De volta aos secos, o Devon GG 2012 para o filete de robalo. A designação GG (Grosses Gewächs) é atribuída aos vinhos de topo (equivalente ao Grand Cru francês), sendo a colheita feita no grau de maturação ideal, nem verde nem sobrematurado, extraído com prensagem leve e estágio de um ano com borras. O mesmo processo com o GG 2010 que acompanhou o lombinho de vitela com massa folhada e cogumelos e mostarda. Impressiona pela harmonia e equilíbrio, presença de fruta uma imponente acidez (9,5). Saboroso e digestivo.

Para a sobremesa, com pastel de nata, gelado de noz, canela e hortelã, o Auslese 2006, um doce, gordo, volumoso e de cor muito concentrada, que resulta de uma criteriosa selecção dos bagos mais maduros e perfeitos. Apesar da idade, jovem e frutado como deverá manter-se ainda por muitos anos. Quase não evolui.

Em vinhedos onde sobrevivem parcelas em pé-franco que ficaram imunes à filoxera, a diferença faz-se pelas longas fermentações e a invulgar qualidade e concentração da fruta, a par da frescura.

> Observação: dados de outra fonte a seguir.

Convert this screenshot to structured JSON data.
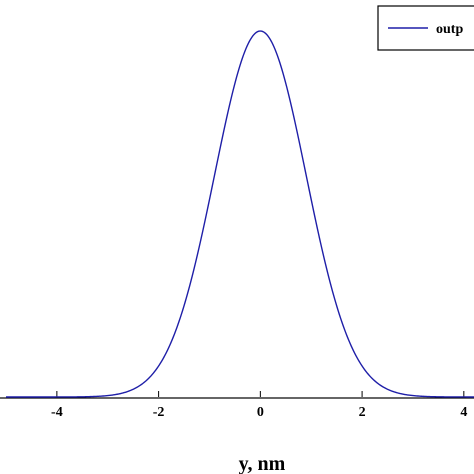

Um clima único, com dias ensolarados ainda no Outono, e terrenos com invulgar inclinação, permitindo que os vinhedos aproveitem todos os raios de sol. Os solos de xisto, que retêm o calor, e o grande declive também não permitem grande retenção, obrigando as raízes a penetrarem longamente à procura de sustento. Daí a forte mineralidade e reduzidas produções a proporcionar vinhos frescos, concentrados e únicos.

Uma diferença que vale mesmo a pena provar. E que nem seja pelo peço, já que estão por aí à venda por valores entre os 12 e 50 euros, ou seja, dentro de padrões que correspondem às melhores colheitas das regiões nacionais.